Visual Volatility Gauge:
The standard deviation bands create a visual representation of “normal” price movement. Traders can quickly assess if a breakout or breakdown is statistically significant or just another oscillation within the expected volatility range.
Clear Trade Signals with Confirmation:
By integrating the 50 EMA and designing signals that trigger only when the 50 EMA crosses above or below the weighted average while inside the zone, the indicator provides a refined entry/exit criterion. This avoids chasing breakouts that occur in abnormal volatility conditions and focuses on those crossovers likely to have staying power.
How to Use It in an Example Strategy:
Imagine you are a swing trader looking to identify medium-term trend changes. You apply this indicator to a chart of a popular currency pair or a leading tech stock. Over the past few days, the 50 EMA has been meandering around the weighted average line, both confined within the standard deviation zone.
Bullish Example:
Suddenly, the 50 EMA crosses decisively above the weighted average line while both are still hovering within the volatility zone. This might be your cue: you interpret this crossover as the 50 EMA acknowledging the recent upward shift in price dynamics that the weighted average has highlighted. Since it occurred inside the normal volatility range, it’s less likely to be a head-fake. You place a long position, setting an initial stop just below the lower band to protect against volatility.
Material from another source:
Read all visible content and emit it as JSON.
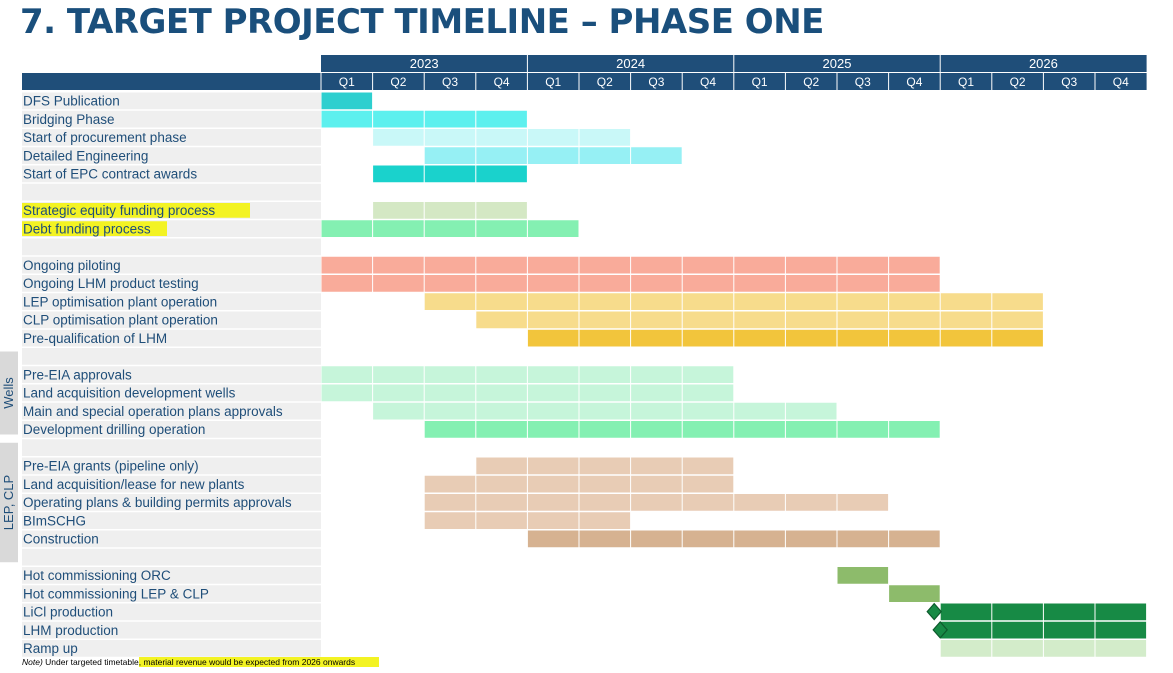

If the price continues to rise and the EMA stays above the average, you have confirmation to hold the trade. As the price moves higher, the weighted average may follow, reinforcing your bullish stance.
Bearish Example:
On the flip side, if the 50 EMA crosses below the weighted average line within the zone, it suggests a subtle but meaningful change in trend direction to the downside. You might short the asset, placing your protective stop just above the upper band, expecting that the statistically “normal” level of volatility will contain the price action. If the price does break above those bands later, it’s a sign your trade may not work out as planned.
Other Indicators for Confluence:
To strengthen the reliability of the signals generated by this weighted average zone approach, traders may want to combine it with other technical studies:
Volume Indicators (e.g., Volume Profile, OBV):
Confirm that the trend crossover inside the volatility zone is supported by volume. For instance, an uptrend crossover combined with increasing On-Balance Volume (OBV) or volume spikes on up candles signals stronger buying pressure behind the price action.
Momentum Oscillators (e.g., RSI, Stochastics):
Before taking a crossover signal, check if the RSI is above 50 and rising for bullish entries, or if the Stochastics have turned down from overbought levels for bearish entries. Momentum confirmation can help ensure that the trend change is not just an isolated random event.
Market Structure Tools (e.g., Pivot Points, Swing High/Low Analysis):
Identify if the crossover event coincides with a break of a previous pivot high or low. A bullish crossover inside the zone aligned with a break above a recent swing high adds further strength to your conviction. Conversely, a bearish crossover confirmed by a breakdown below a previous swing low can make a short trade setup more compelling.
Volume-Weighted Average Price (VWAP):
Comparing where the weighted average zone lies relative to VWAP can provide institutional insight. If the bullish crossover happens while the price is also holding above VWAP, it can mean that the average participant in the market is in profit and that the trend is likely supported by strong hands.
This indicator serves as a tool to balance long-term perspective, short-term adaptability, and volatility normalization. It can be a valuable addition to a trader’s toolkit, offering enhanced clarity and precision in detecting meaningful shifts in trend, especially when combined with other technical indicators and robust risk management principles.